Nichts wird aus dem frommen Wunsch, dass die Aktienrechtsreform in der Wintersession 2018 zum Abschluss gebracht werden kann.

«Ich bin überzeugt, dass das neue Aktien- und Rechnungslegungsrecht dazu beiträgt, dass es für Investoren noch attraktiver wird, ihr Geld in Schweizer Unternehmen «arbeiten» zu lassen.» Das sagte der damalige Bundesrat Christoph Blocher im Jahr 2007. Damals verabschiedete der Bundesrat die Botschaft zur Revision des Aktien- und Rechnungslegungsrechts.

Über 10 Jahre später ist die Revision des Aktienrechts wieder in weite Ferne gerückt.

Am 15. Juni 2018 hiess der Nationalrat die Aktienrechtsreform knapp mit 101 Ja zu 94 Nein-Stimmen gut.

In der Gesamtabstimmung der Rechtskommission des Ständerates wurde die Vorlage anfangs November mit 9 Ja zu 2 Nein Stimmen angenommen.

Kurz vor der Ziellinie hat sich aber der Wirtschaftsverband Economiesuisse für ein Nichteintreten ausgesprochen und den Abbruch der Übung verlangt. Der Zürcher FDP-Ständerat Ruedi Noser hat einen entsprechenden Antrag eingebracht. Ein Nichteintreten des Ständerates hätte die jahrelange Arbeit von Bundesrat, Parlament, Verwaltung, Experten und Verbänden zunichtegemacht.

Am 11.12.2018 hat der Ständerat – im Sinne von Bundesrätin Simonetta Sommaruga – mit 23 Ja zu 20 Nein-Stimmen Eintreten auf die Vorlage beschlossen.

FDP-Ständerat Andrea Caroni (Appenzell A. Rh.) wollte den Totalabsturz der Vorlage verhindern und beantragte dem Ständerat, die Vorlage an die Rechtskommission des Ständerates zurückzuweisen mit dem Auftrag, die Aktienrechtsvorlage wirschaftsverträglicher auszugestalten.

SVP-Ständerat Hannes Germann (Schaffhausen) verlangte die Rückweisung der Vorlage an den Bundesrat.

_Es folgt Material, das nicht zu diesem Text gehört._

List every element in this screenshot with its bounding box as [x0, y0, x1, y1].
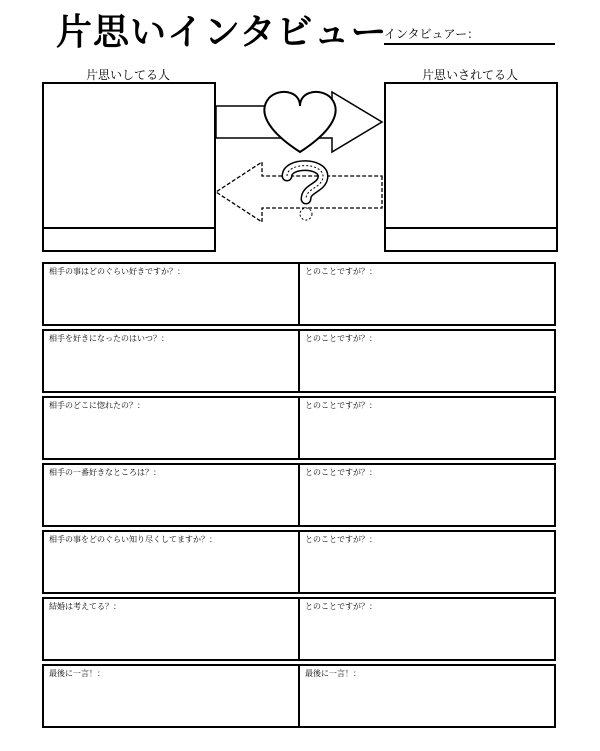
question-label: 相手の事はどのぐらい好きですか？： — [49, 267, 185, 276]
question-label: 相手の事をどのぐらい知り尽くしてますか？： — [49, 535, 217, 544]
interviewer-label: インタビュアー： — [384, 27, 480, 41]
answer-box[interactable] — [44, 666, 300, 726]
question-row-2 — [42, 329, 556, 393]
answer-box[interactable] — [44, 532, 300, 592]
question-row-5 — [42, 530, 556, 594]
followup-label: とのことですが？： — [305, 535, 377, 544]
page-title: 片思いインタビュー — [56, 12, 388, 53]
left-person-label: 片思いしてる人 — [85, 68, 170, 82]
question-mark-icon — [287, 166, 323, 220]
answer-box[interactable] — [44, 398, 300, 458]
left-person-name-field[interactable] — [44, 227, 214, 250]
answer-box[interactable] — [44, 264, 300, 324]
followup-box[interactable] — [300, 398, 554, 458]
question-row-4 — [42, 463, 556, 527]
right-person-label: 片思いされてる人 — [421, 68, 518, 82]
arrows-diagram — [214, 84, 386, 226]
interviewer-field[interactable] — [384, 26, 555, 45]
question-row-3 — [42, 396, 556, 460]
heart-icon — [264, 92, 335, 152]
question-row-1 — [42, 262, 556, 326]
right-person-box[interactable] — [384, 82, 558, 252]
answer-box[interactable] — [44, 331, 300, 391]
followup-label: とのことですが？： — [305, 267, 377, 276]
question-label: 相手の一番好きなところは？： — [49, 468, 161, 477]
question-label: 結婚は考えてる？： — [49, 602, 121, 611]
question-label: 最後に一言！： — [49, 669, 105, 678]
answer-box[interactable] — [44, 599, 300, 659]
left-person-box[interactable] — [42, 82, 216, 252]
question-row-6 — [42, 597, 556, 661]
answer-box[interactable] — [44, 465, 300, 525]
followup-label: 最後に一言！： — [305, 669, 361, 678]
right-person-name-field[interactable] — [386, 227, 556, 250]
followup-box[interactable] — [300, 264, 554, 324]
followup-box[interactable] — [300, 465, 554, 525]
followup-box[interactable] — [300, 331, 554, 391]
followup-label: とのことですが？： — [305, 468, 377, 477]
followup-box[interactable] — [300, 532, 554, 592]
followup-label: とのことですが？： — [305, 334, 377, 343]
followup-box[interactable] — [300, 599, 554, 659]
followup-label: とのことですが？： — [305, 602, 377, 611]
followup-box[interactable] — [300, 666, 554, 726]
question-row-7 — [42, 664, 556, 728]
followup-label: とのことですが？： — [305, 401, 377, 410]
question-label: 相手のどこに惚れたの？： — [49, 401, 145, 410]
question-label: 相手を好きになったのはいつ？： — [49, 334, 169, 343]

Nach der Eintretensdebatte hat sich der Ständerat mit 23 zu 21 Stimmen hauchdünn für den Antrag von Ständerat Andrea Caroni und gegen den Antrag von Hannes Germann entschieden. In der zweiten Abstimmung stimmten schlussendlich 29 Ständeräte für den Antrag Caroni; 15 Ständeräte stimmten dagegen.

Diese Entscheide des Ständerates bedeuten, dass die Rechtskommission des Ständerates die Vorlage auf Basis des Entwurfs des Bundesrates und den Beratungen des Nationalrates mit dem Auftrag überarbeiten muss, die Aktienrechtsreform wirtschaftsverträglicher auszugestalten und insbesondere auf unnötige bürokratische Belastungen von KMU zu verzichten. Die in der Vorlage eingebauten Regulierungen sollen eliminiert werden.

Die unendliche (Leidens-) Geschichte der Aktienrechtsreform geht 2019 in eine weitere Runde.